Before you get excited about the price
  • No highways, no arterial roads — even with the LSV kit, it's limited to streets posted 35 mph or under
  • Two seats only — no cargo room to speak of, no back seat
  • Not crash-tested to full passenger-car standards — quadricycles and LSVs are regulated differently than standard vehicles
  • Limited quantities in year one — Fiat has not committed to broad nationwide dealer availability yet

Two Versions, Old-School Italian Styling

Buyers can choose the standard hardtop Topolino or the open-air Topolino Dolcevita, which swaps in a roll-back soft top and rope-style doors instead of conventional ones for a beach-town aesthetic. Both come in Fiat's signature Verde Vita green with vintage-inspired 14-inch wheel covers, LED lighting, and a symmetrical, retro-styled body that visually nods to the original 1930s Fiat Topolino the name comes from. Inside, it's deliberately minimalist: a digital gauge cluster, a phone holder, some small storage cubbies, and — on the standard model — a windshield defroster. Fiat is also partnering with the customization shop Motori & Customs to offer bespoke, one-off builds for buyers who want something more personalized.

Who This Is Actually For

Fiat isn't pretending the Topolino competes with mainstream EVs. Fiat brand CEO Olivier Francois has framed it as a new chapter for the brand in America, aimed squarely at coastal communities, gated neighborhoods, resorts, and college campuses — anywhere a full-size car is genuinely overkill for a short trip. In that sense, the Topolino is entering an established but niche American market already served by neighborhood electric vehicles like the Polaris GEM, just with more Italian styling and a lower price of entry.

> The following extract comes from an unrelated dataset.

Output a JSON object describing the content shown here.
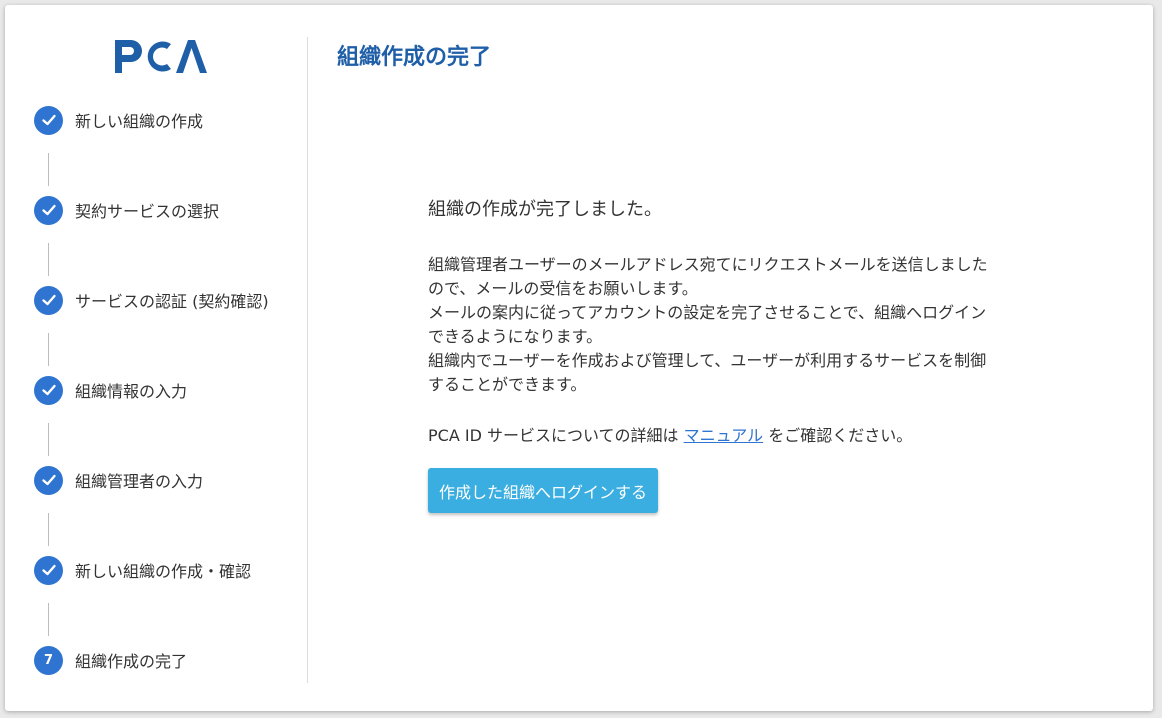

"We are not competing with mainstream EVs, we are competing with people who need a small, efficient and easy to use vehicle for everyday short trips."

Why Stellantis Is Doing This Now

The timing lines up with a broader affordability squeeze in the new-car market. With average new-vehicle transaction prices well above $48,000 and full-size EVs frequently costing $45,000 or more even after incentives, a sub-$15,000 electric option — however limited — gives Stellantis a genuinely different price point to talk about, and a low-risk way to test American appetite for true micromobility before committing to anything larger.

The bottom line: The Topolino is not a car replacement, and Fiat isn't selling it as one. It's a golf-cart-adjacent quadricycle with real EV components, a real (if tiny) range, and genuine Italian design charm, aimed at a narrow set of buyers — retirees in gated communities, resort operators, campus fleets — who need short-range transportation and don't need a highway-capable vehicle. Judged as a second car for around-town errands within a gated community or resort, it might make sense for the right buyer. Judged as anyone's only vehicle, the 19-25 mph top speed rules it out immediately.